Le XXIe siècle ne fait que ressusciter cette même chorégraphie. Depuis le 7 octobre 2023, l'insistance est devenue fiévreuse. Les Juifs sont appelés non seulement à censurer ou à défendre les actes d'un gouvernement, mais aussi à renoncer à l'idée même de nation juive, à renoncer à la seule patrie que leur histoire leur offre. Cette exigence s'applique aux romanciers, aux historiens, aux violonistes, aux chroniqueurs ; le travail lui-même est accessoire. Ce qui importe, c'est le rituel public de purification.

Aucun autre peuple n'est soumis à cette épreuve. Les Arméniens peuvent défendre l'Arménie sans être critiqués. Les Kurdes peuvent parler au nom du Kurdistan sans être exilés. Seuls les Juifs doivent faire exception. L'ancienne vanité persiste : l'identité juive n'est acceptable que lorsqu'elle est réduite à un folklore, dépouillée de sa souveraineté, domestiquée en quelque chose de pittoresque et d'impuissant.
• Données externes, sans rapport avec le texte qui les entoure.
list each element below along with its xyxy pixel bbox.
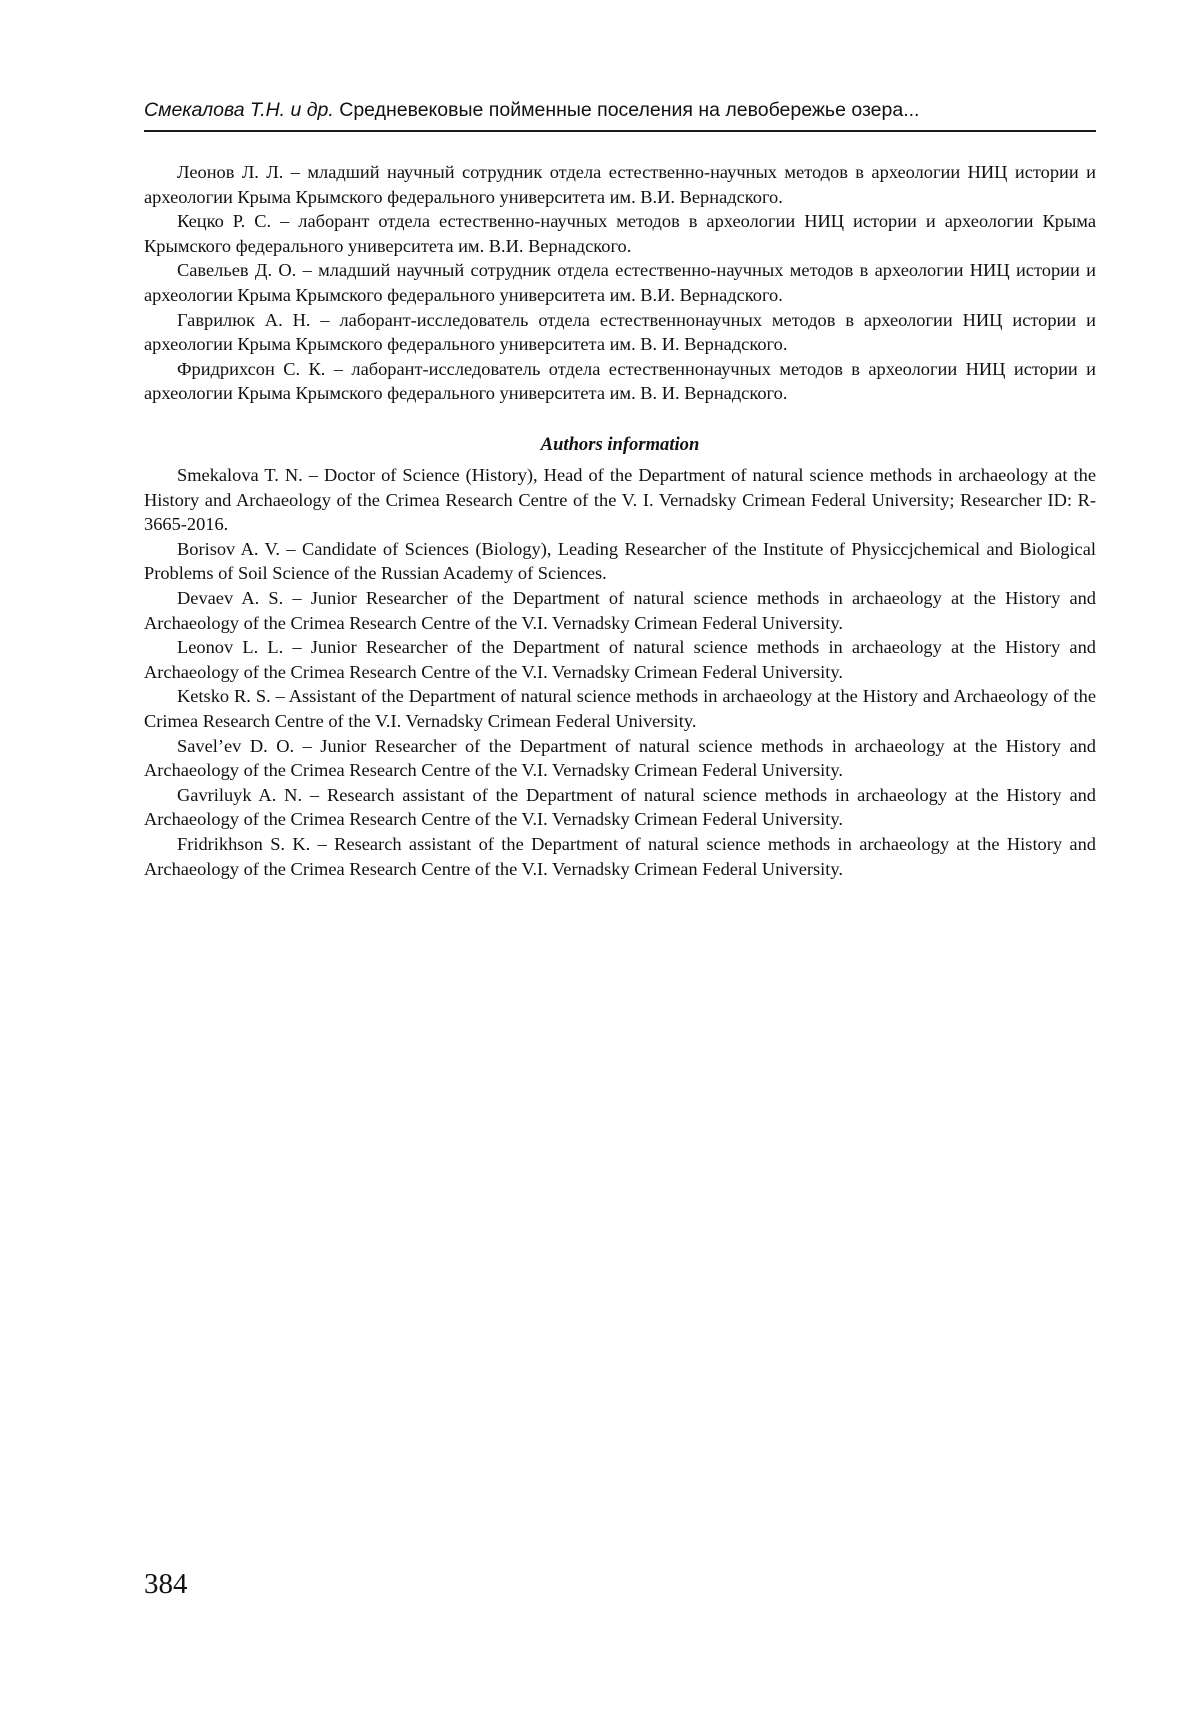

Les apologistes se flattent de croire qu'il ne s'agit pas de préjugés, mais de principes. Que remettre en question la loyauté des Juifs est le summum de la rigueur intellectuelle. C'est un sophisme. Ce que nous regardons, c'est la plus ancienne des exclusions, habillée d'un nouveau costume. C'est le marché éternel : « Soyez moins vous-mêmes, et nous vous permettrons de rester. »

L'appartenance n'est pas une sédition, et l'origine n'est pas une contrebande. Une société incapable de comprendre cela ne s'arrêtera pas aux Juifs. L'habitude d'effacer, une fois apprise, se tournera vers l'extérieur avec la même ferveur jusqu'à ce que personne, nulle part, ne puisse conserver son passé. Et lorsque l'heure viendra, lorsque les puristes seront confrontés au silence qu'ils ont provoqué, ils ne trouveront ni rire, ni souvenir, ni trace de ce qui était humain, seulement la perfection aseptisée d'un monde parfaitement propre. Et parfaitement mort.

Ab Boskany is Australian poet and writer from a Kurdish Jewish background born in Kurdistan (northern Iraq). His work explores exile, memory, and identity, weaving Jewish and Kurdish histories into fiction, poetry, and essays.